What this means for patients: If you are told you need a biopsy of a small, peripheral lung nodule, bronchoscopy may now be the safer first option in many cases. With ongoing improvements in technology, bronchoscopy is becoming the preferred pathway to diagnosis, combining accuracy with dramatically lower complication rates.

Questions to Ask Your Doctor

  • Am I a candidate for navigational bronchoscopy instead of a needle biopsy?
  • What are the risks of a pneumothorax in my specific case?
  • Is bronchoscopy available at this hospital, or would I need referral to a specialized center?
  • How quickly will I get results from each approach?

Preventing Nerve Damage from Chemotherapy: The POLAR Trial

Chemotherapy is lifesaving, but it can cause lasting side effects. One of the most troubling is chemotherapy-induced peripheral neuropathy (CIPN), often from taxane drugs commonly used in breast, lung, and other cancers. Neuropathy causes numbness, tingling, pain, and sometimes permanent difficulty with balance or hand function.

The POLAR trial, published in JAMA Oncology in 2025, tested whether simple interventions—hand cooling and compression—could reduce neuropathy during chemotherapy.

  • How it worked: Patients cooled or compressed their dominant hand before, during, and after infusion (about 30 minutes each). Cooling and compression work by slowing down blood flow to the nerves in the hands during chemotherapy, which means less of the drug reaches the nerves. This helps protect them from damage, lowering the chance of numbness, tingling, or pain after treatment. The study compared the hand that was cooled or compressed during chemotherapy to the other hand that wasn’t, and looked to see if there was less nerve damage in the protected hand.
  • Results: Cooling cut the risk of moderate-to-severe neuropathy from 50% to 29%. Compression reduced it from 38% to 24%. That means about 1 in 5 patients were spared neuropathy using these techniques.

This is similar to how scalp cooling is now used to prevent hair loss during chemotherapy. Simple, low-cost interventions like this can make a big difference in how patients feel during and after treatment.

What this means for patients: If you are starting taxane-based chemotherapy, talk to your oncologist about whether hand cooling or compression could be an option.
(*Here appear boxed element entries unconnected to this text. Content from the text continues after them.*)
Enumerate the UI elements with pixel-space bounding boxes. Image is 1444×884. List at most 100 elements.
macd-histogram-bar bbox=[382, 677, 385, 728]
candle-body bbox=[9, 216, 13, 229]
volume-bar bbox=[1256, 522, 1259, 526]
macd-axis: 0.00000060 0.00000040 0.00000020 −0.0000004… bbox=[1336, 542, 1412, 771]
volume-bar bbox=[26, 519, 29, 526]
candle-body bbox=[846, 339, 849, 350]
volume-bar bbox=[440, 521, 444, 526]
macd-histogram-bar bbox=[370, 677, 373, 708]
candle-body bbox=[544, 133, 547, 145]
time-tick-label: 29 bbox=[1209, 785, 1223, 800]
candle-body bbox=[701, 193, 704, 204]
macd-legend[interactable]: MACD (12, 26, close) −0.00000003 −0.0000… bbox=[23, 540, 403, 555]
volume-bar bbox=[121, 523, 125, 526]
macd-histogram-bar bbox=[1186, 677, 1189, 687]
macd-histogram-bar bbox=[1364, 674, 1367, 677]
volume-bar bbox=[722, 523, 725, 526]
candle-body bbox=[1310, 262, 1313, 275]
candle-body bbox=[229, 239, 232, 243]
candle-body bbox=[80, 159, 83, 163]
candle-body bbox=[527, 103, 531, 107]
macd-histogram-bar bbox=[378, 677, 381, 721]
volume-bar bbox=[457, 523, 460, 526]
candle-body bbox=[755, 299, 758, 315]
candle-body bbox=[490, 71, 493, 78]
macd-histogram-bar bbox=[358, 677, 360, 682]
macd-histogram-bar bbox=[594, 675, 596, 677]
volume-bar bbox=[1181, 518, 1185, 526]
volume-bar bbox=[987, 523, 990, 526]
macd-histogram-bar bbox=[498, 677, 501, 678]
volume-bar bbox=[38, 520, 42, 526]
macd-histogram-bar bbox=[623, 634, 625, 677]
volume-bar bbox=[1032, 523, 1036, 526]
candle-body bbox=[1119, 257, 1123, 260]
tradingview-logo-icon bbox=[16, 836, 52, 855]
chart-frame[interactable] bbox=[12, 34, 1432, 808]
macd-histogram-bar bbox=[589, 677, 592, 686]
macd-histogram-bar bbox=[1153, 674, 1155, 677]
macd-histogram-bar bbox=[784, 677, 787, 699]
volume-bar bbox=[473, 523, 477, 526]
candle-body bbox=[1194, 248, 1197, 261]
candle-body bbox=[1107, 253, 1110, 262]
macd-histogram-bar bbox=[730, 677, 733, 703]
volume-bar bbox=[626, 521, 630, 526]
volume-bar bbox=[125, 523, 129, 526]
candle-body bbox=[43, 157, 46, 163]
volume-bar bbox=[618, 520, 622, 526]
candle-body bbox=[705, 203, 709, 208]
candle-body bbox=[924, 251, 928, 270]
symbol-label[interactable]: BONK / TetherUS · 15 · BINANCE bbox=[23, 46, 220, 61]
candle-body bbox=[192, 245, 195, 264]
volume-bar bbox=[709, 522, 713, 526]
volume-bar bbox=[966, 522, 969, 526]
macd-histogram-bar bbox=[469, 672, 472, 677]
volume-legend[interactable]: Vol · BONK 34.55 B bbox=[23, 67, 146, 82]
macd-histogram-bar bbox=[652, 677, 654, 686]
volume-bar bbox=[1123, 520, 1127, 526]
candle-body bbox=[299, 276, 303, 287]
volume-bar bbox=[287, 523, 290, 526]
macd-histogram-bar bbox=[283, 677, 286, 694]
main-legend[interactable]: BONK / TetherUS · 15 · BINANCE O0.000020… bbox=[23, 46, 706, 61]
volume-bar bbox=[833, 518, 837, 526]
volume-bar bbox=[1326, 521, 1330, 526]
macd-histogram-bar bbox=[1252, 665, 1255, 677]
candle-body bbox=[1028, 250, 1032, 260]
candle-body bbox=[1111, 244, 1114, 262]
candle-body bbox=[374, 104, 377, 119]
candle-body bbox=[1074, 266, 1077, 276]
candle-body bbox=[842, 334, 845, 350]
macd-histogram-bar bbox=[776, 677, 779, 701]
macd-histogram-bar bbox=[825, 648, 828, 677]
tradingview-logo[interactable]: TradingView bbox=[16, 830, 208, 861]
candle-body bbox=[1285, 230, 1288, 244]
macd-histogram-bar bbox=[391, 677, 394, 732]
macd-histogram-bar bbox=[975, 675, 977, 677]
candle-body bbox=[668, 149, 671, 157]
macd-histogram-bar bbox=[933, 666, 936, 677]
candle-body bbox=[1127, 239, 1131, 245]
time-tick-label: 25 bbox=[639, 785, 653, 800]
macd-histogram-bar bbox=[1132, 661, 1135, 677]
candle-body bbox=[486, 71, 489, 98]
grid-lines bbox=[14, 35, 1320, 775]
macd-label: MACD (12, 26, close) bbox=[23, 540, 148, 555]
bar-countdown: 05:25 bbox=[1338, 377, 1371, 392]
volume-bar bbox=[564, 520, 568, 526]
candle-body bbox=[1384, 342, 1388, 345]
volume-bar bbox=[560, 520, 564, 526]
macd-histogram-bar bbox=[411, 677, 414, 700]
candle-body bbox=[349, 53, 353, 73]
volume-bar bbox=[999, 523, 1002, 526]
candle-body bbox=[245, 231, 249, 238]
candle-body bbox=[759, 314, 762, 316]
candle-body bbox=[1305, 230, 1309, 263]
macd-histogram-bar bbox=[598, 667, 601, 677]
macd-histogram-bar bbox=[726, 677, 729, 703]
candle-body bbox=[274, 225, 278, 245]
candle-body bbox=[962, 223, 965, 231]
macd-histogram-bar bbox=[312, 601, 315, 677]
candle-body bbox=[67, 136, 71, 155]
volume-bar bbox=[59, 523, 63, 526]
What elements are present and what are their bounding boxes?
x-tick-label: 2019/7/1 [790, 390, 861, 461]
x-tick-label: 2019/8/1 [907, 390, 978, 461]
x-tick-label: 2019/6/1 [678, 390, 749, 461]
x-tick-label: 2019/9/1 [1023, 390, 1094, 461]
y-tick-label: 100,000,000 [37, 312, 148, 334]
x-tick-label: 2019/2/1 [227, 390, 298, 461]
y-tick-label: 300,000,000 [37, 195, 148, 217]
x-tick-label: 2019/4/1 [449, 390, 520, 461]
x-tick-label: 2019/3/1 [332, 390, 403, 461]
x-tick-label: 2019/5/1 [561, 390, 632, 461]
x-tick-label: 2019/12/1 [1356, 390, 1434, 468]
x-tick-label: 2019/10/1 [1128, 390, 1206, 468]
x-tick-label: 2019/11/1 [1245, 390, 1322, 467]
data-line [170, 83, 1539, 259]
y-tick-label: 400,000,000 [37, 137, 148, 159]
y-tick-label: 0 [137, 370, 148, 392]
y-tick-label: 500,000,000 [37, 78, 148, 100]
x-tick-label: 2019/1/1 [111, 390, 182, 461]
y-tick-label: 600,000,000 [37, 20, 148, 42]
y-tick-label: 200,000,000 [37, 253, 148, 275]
Preventing neuropathy upfront may help you finish your treatment on time and avoid long-term side effects.

Questions to Ask Your Doctor

  • Can cooling gloves or compression sleeves be used during my chemotherapy?
  • Are these techniques available at this infusion center?
  • If not, are there safe at-home or clinic-based options I could try?
  • What are the risks or downsides of cooling or compression therapy?

Final Thoughts

Both of these studies—one in lung cancer diagnosis and one in chemotherapy support—highlight a larger trend in oncology: making care not only effective, but also safer and kinder.

  • For lung nodules, navigational bronchoscopy is reducing the risks of biopsy without sacrificing accuracy.
  • For chemotherapy, cooling and compression may protect patients from a lifelong side effect.

An ounce of prevention, as the saying goes, is worth five pounds of cure—and these advances show just how true that is in cancer care today.

References

  1. Rivera MP, et al. VERITAS Trial: Navigational Bronchoscopy vs. Transthoracic Needle Biopsy for Peripheral Lung Nodules. New England Journal of Medicine. June 2025.
  2. Anders CK, et al. POLAR Trial: Cooling and Compression to Prevent Taxane-Induced Peripheral Neuropathy. JAMA Oncology. 2025.
  3. Nangia J, et al. SCALP Trial: Scalp Cooling to Prevent Chemotherapy-Induced Alopecia. JAMA. 2017;317(6):596–605.